1859 novel by Anthony Trollope

The Bertrams is an 1859 novel by Anthony Trollope, published in three volumes by Chapman & Hall. It follows George Bertram and his friend Arthur Wilkinson from youth to early disillusion, moving between London, the spa town of Littlebath, and the Levant. Religious doubt, professional ambition, and money are central concerns.

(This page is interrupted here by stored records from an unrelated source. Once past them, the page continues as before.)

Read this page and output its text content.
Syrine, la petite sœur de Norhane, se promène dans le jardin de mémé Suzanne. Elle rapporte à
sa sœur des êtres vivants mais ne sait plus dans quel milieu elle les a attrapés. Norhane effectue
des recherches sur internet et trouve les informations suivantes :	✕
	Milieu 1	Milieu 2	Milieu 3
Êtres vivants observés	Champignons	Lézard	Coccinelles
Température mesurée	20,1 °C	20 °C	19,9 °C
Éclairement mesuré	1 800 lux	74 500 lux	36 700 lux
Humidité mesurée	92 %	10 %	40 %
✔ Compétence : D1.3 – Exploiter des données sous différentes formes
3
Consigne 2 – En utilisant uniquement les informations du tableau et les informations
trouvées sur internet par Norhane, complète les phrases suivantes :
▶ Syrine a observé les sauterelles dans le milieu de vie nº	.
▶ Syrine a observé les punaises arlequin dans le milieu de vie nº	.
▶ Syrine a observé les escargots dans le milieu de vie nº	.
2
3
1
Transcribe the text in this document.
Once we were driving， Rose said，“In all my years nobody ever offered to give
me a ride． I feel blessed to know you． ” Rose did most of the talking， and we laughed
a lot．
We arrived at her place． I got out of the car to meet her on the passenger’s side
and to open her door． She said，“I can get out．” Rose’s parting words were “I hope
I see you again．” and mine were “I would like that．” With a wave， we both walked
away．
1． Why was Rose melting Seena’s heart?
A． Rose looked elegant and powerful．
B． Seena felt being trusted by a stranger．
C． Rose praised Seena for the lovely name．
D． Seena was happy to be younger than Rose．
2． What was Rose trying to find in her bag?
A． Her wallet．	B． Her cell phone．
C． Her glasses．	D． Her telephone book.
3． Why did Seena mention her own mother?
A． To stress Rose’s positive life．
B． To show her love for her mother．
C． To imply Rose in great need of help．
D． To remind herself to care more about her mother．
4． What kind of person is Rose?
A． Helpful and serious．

== Composition and background ==
Trollope states in his autobiography that he finished Doctor Thorne while travelling to Egypt on postal business and began The Bertrams the next day. He wrote it at Alexandria, Malta, Gibraltar, Glasgow, at sea, and completed it in Jamaica; he sold the novel to Chapman & Hall for £400. He later judged its plot weak and the book a failure.

== Plot summary ==
George Bertram, son of the mercenary Lieutenant-Colonel Sir Lionel Bertram, is placed under the guardianship of his prosperous merchant uncle of the same name. Though gifted and educated at Winchester School and Oxford University, George remains directionless. He briefly considers entering the Church and travels to Jerusalem, where a decisive moment on the Mount of Olives convinces him to pursue a legal career. During this time he falls in love with his cousin, Caroline Waddington, but she insists she will only marry once he has established himself.

After several years Caroline instead accepts the proposal of Sir Henry Harcourt, an ambitious barrister and rising politician. Harcourt’s eventual disgrace and suicide leave her widowed, and George finally marries her. Running parallel to their story are other thwarted relationships, most notably the entanglement between George’s close friend, the clergyman Arthur Wilkinson, and Adela Gauntlet.

== Characters ==
- George Bertram – an Oxford scholar turned barrister; intelligent, unsettled, and proud.
- Sir Lionel Bertram – George’s father, a feckless soldier serving abroad.
- George Bertram senior – a wealthy London merchant, George’s guardian.
- Caroline Waddington – George’s cousin once removed and the eventual Lady Harcourt.
- Sir Henry Harcourt – ambitious Tory barrister and MP, Caroline’s husband.
- Arthur Wilkinson – George’s conscientious clerical friend.
- Adela Gauntlet – involved in a subplot of frustrated courtship with Wilkinson.

== Themes and analysis ==
The novel is strongly concerned with failure, both personal and professional, in Victorian middle-class life. Trollope himself later described the book as “more than ordinarily bad”, though John Sutherland notes its close examination of the theme of disappointment.

Other critics emphasise its sceptical tone. John Henry Newman noted the presence of doubt as unusual in Trollope’s early fiction. Hervé Picton links George Bertram’s loss of his Oxford fellowship to contemporary debates about biblical criticism and liberal theology.

== Reception ==
Reception was mixed. The Saturday Review (26 March 1859) described the novel as recommending “the expediency of love in a cottage”. Trollope himself regarded it as a failure, a judgment repeated by John Sutherland, though he also highlights its thematic interest in failure.

== Publication history ==
The first edition appeared in London in 1859 in three volumes (Chapman & Hall). A Leipzig copyright edition was issued the same year by Tauchnitz. The first American edition was published by Harper & Brothers, New York, in 1859.

== Legacy ==
Although overshadowed by the Barsetshire and Palliser novels, The Bertrams has attracted scholarly attention for its treatment of scepticism, prudential marriage, and professional compromise. Critics often discuss it alongside Castle Richmond and Orley Farm as part of Trollope’s early experiments with a darker comic mode.